What were potential hour and wage violations?
Under the FLSA, potential hour and wage violations include:
- Misclassifying an employee (e.g., classifying employees as exempt instead of nonexempt)
- Calculating overtime incorrectly
- Paying less than the minimum wage
Under the DOL PAID program, employers could audit their own records and report these violations.
Who could participate in the PAID program?
Employers who were not already facing investigation or legal action for overtime or minimum wage violations could participate in the PAID program.
What did the PAID program do for employers?
The DOL designed the PAID program to reduce the cost of and potentially prevent legal action. With the program, employers could become compliant with FLSA laws and not face litigation to resolve compliance issues.
The end of the PAID program
The end of the PAID program means that employers can no longer self-report their hour and wage violations to the DOL. Instead, employers must comply with the FLSA laws and be subject to official audits from the WHD. Employers should be conducting reviews of their records to remain compliant with FLSA.
So, what are an employer’s obligations under the FLSA?
Employer obligations without the PAID program
Under the PAID program, employers had to continually audit their records to ensure they were complying with FLSA rules and regulations. You must continue to review your payroll records to make sure you’re compliant with the Fair Labor Standards Act.
Employers previously under the PAID program must:
- Maintain records
- Review FLSA wage and hour requirements
- Conduct payroll audits
The FLSA requires that you maintain accurate records of the wages you pay to your employees. You must keep payroll records for at least three years.
The FLSA requires employers to keep other records, including:
- Employee benefit plan information, such as pension or insurance plans
- Written seniority or merit systems for the full period of the plan, plus one year after it ends
The FLSA also requires employers to keep records for two years that explain the basis for paying different wages to different genders, including:
- Wage rate records
- Job evaluations
- Collective bargaining agreements
Consider using online software to store your records in case of an audit from the WHD. Software can let you access and organize all of the records and information you need. l
Review FLSA wage and hour requirements
Regularly review all FLSA requirements, including laws regarding overtime calculations. The hour and wage requirements include:
- Pay at least the federal minimum wage
- Calculate overtime wages for nonexempt employees at 1.5 times the rate of pay for hours worked over 40 per workweek
- Pay wages to employees on the regular payday for the covered pay period
You must also know how to correctly classify your employees. Employees can either be exempt or nonexempt. And, the FLSA laws differ depending on the employee’s classification.
The biggest difference between nonexempt and exempt employees is overtime pay. Nonexempt employees must be paid overtime for all hours worked over 40 hours per week. Exempt employees are not protected by the FLSA and are not eligible for overtime pay.
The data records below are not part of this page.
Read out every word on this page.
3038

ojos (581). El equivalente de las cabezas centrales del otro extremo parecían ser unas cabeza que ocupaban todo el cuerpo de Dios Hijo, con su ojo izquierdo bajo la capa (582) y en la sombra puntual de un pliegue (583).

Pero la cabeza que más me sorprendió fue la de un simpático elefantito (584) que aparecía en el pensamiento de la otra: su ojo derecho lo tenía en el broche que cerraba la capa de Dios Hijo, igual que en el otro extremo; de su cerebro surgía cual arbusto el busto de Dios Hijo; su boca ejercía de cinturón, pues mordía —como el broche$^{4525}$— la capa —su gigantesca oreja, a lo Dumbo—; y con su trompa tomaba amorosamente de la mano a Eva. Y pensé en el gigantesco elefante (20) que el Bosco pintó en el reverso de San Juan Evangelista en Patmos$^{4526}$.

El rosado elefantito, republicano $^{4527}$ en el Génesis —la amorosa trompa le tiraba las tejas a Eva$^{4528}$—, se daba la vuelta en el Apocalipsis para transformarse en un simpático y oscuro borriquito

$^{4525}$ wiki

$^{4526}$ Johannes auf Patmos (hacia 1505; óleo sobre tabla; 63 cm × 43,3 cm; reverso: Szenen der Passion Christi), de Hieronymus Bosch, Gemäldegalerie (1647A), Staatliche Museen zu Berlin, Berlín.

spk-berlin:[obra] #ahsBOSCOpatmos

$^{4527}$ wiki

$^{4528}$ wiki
An employee must meet all three of the following requirements for exemption:
- Receives a salary
- Earns at least $35,568 annually or $684 per week
- Has executive, administrative, or professional job duties that qualify as exempt
Nonexempt employees meet at least one of the following:
- Receive hourly wages
- Earn below the exempt threshold of $35,568 annually (or $684 per week)
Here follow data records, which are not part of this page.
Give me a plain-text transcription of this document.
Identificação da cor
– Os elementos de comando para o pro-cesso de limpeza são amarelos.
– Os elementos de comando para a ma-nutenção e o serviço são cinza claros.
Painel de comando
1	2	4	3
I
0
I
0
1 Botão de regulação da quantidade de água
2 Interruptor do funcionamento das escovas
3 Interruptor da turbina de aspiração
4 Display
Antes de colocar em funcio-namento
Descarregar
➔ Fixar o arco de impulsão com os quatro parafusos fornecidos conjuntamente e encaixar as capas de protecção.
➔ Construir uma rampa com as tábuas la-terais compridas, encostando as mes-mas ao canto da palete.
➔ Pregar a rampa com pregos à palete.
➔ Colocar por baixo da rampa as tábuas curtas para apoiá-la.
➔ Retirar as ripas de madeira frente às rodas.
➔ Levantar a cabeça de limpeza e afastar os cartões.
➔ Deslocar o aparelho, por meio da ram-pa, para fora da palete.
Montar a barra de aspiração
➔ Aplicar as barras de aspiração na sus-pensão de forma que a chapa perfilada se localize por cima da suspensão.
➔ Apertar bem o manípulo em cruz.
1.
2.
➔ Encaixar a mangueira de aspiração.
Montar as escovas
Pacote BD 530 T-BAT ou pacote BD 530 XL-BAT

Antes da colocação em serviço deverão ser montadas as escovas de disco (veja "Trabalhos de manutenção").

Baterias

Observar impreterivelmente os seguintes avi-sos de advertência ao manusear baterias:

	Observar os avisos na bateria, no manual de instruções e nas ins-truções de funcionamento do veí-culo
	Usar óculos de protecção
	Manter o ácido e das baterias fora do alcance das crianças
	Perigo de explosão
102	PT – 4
- Do not have executive, administrative, or professional job duties
The FLSA updates the laws and regulations from time to time. So, be sure to stay up-to-date on the latest rules.
Conduct payroll audits
Conduct regular payroll audits to ensure you are paying at least the minimum wage and do not miss overtime wages. The FLSA does not set how often you should conduct payroll audits. But, you may want to regularly review your payroll records (e.g., monthly, quarterly, etc.). Frequent audits let you find and correct any violations to prevent a WHD investigation.
What does the FLSA not cover?
Again, FLSA covers overtime and minimum wage laws. The FLSA does not require:
- Paid leave for vacations, holidays, or sick leave
- Severance pay
- Premium pay for weekend or holiday work
- Fringe benefits or pay raises
- Discharge notices, reasons for termination, or the immediate payment of final wages to terminated employees
The FLSA is a federal law, but some states may require that you pay sick leave to your employees or offer paid time off under their paid leave laws (e.g., Maine). You must abide by both federal and state laws.